Of course I am not suggesting that the arts cannot be instrumentalised and manipulated by oppressive regimes (or indeed by comparatively benign ones). They can be given propagandist content - but come on... Bruch's Violin Concerto? They can also be used to try to establish "innocence by association". But the remedy for that is simply for the audience to decline to be manipulated. It really isn't difficult. In my time I've been to concerts given by Soviet, Iranian and Sudanese musicians. In each case I enjoyed the music, but did I come away with an enhanced regard for the regimes of those countries? What kind of fool do you take me for?

"The kind of fool who would go to the IPO Prom" must evidently be the PSC protesters' reply. So make that not just philistinism and dishonesty but arrogance as well. Ludicrous arrogance, given the demographic characteristics of your average Proms audience, and the audience's reaction on Thursday night suggests that the point was not lost on them. "We must control what music you are allowed hear because otherwise we cannot trust you to think the right thoughts about it": the thought is the one which invariably underlies totalitarinism, and anyone thinking it is unfit to be trusted with a seat on a Parish Council.

So much for the moral status of the protest. There remains the related but separate question of what crime protesters of this sort ought to be charged with. And specifically whether whatever it is should be considered as "racially aggravated". We have been here before, and the outcome was a depressing own goal.

I find Sheriff James Scott's remarks irritatingly bumptious in tone but he has surely judged rightly. I hope the doomed attempt at establishimg "racial aggravation" will not be played out again in a court in London and end up giving the PSC further cause for celebration.
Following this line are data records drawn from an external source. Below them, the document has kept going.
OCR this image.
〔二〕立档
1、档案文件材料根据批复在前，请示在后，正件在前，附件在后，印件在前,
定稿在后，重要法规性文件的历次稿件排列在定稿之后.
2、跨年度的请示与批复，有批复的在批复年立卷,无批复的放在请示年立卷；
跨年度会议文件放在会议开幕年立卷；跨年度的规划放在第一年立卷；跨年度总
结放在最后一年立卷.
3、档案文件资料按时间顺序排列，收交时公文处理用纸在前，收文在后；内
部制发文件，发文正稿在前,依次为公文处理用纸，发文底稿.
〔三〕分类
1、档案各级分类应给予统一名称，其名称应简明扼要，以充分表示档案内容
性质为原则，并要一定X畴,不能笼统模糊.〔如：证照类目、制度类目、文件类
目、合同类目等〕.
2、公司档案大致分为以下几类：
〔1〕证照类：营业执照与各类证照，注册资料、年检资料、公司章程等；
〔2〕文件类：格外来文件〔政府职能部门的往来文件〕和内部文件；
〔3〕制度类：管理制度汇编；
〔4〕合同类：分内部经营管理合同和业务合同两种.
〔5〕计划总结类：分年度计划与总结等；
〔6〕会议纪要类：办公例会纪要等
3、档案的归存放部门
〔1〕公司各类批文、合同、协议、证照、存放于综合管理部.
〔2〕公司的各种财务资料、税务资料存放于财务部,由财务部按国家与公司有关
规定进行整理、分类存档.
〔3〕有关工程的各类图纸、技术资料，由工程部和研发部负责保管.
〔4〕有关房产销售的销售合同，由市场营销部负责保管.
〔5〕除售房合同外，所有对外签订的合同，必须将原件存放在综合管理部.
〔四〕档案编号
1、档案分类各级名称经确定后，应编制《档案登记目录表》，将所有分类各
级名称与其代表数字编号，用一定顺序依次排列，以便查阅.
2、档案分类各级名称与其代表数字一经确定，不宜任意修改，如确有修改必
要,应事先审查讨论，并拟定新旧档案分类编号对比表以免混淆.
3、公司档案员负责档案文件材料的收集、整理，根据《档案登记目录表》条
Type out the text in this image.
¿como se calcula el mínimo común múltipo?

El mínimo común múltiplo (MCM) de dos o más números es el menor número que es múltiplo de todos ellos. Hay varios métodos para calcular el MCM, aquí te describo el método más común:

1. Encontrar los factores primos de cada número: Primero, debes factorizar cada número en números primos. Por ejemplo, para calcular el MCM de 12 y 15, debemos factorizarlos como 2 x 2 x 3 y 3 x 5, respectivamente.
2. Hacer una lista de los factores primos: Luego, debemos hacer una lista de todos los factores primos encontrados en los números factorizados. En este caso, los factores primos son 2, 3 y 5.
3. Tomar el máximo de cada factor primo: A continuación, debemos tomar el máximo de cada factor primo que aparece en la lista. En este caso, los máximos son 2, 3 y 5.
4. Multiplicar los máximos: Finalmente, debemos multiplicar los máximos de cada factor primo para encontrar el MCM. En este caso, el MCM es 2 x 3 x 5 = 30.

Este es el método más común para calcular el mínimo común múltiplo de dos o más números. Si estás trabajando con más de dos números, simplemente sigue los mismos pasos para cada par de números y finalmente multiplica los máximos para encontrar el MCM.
The sustained campaign to portray the state created by Jews as uniquely oppressive and murderous is (since this portrayal is false) is racist in its effect and, whilst it is not necessarily racist in its motivation, almost inevitably leads to a blurring of the line between non-racist and racist motives and reasonings. But the attempt to pin a "racist" label on a single act of protest against the actions of a state is futile.

Imagine that there was a well-organised and vocal campaign to hold the People's Republic of China to account for its occupation of Tibet and oppression of the Tibetan people. Who knows, perhaps one day some members of the PSC will start one. Would we really want to see its supporters in the dock, facing charges of anti-Chinese racism on the grounds that they had unfairly singled the Chinese state out for criticism?

The "racial aggravation" charge here makes as much of an ass of the law as the proposition that, when a drunken oaf lurches towards a football manager with the alleged intention of assaulting him, the gravity of his offence should hinge on the question whether he called the target of his ire a "Fenian bastard" or merely a "f***ing w***er" (since apparently, in the eyes of Scotland's once highly regarded legal system, the latter lacks the potential to render the offence one "aggravated by religious prejudice").

I would respectfully urge Jews who believe good can come of recourse to such illiberal legislation to think it possible they may be mistaken. It forfeits the moral high ground and is pragmatically counter-productive to boot. It alienates those with a healthy distrust of restrictions on free speech. It closes down all possibility of dialogue with anti-Zionists who are genuinely innocent of racial motivation. As for the hope that some successful prosecutions will shame the hard Left into applying the canons of political correctness consistently, it is a vain one. When did they ever feel the need to be consistent? The clue is in the fisrt word of that phrase "political correctness".

No, let the Prom protesters' guilt be "aggravated" not by racism but by philistinism, barbarism, preening totalitarian arrogance and, last but not least, blasphemy against the God who has made beauty true and truth beautiful.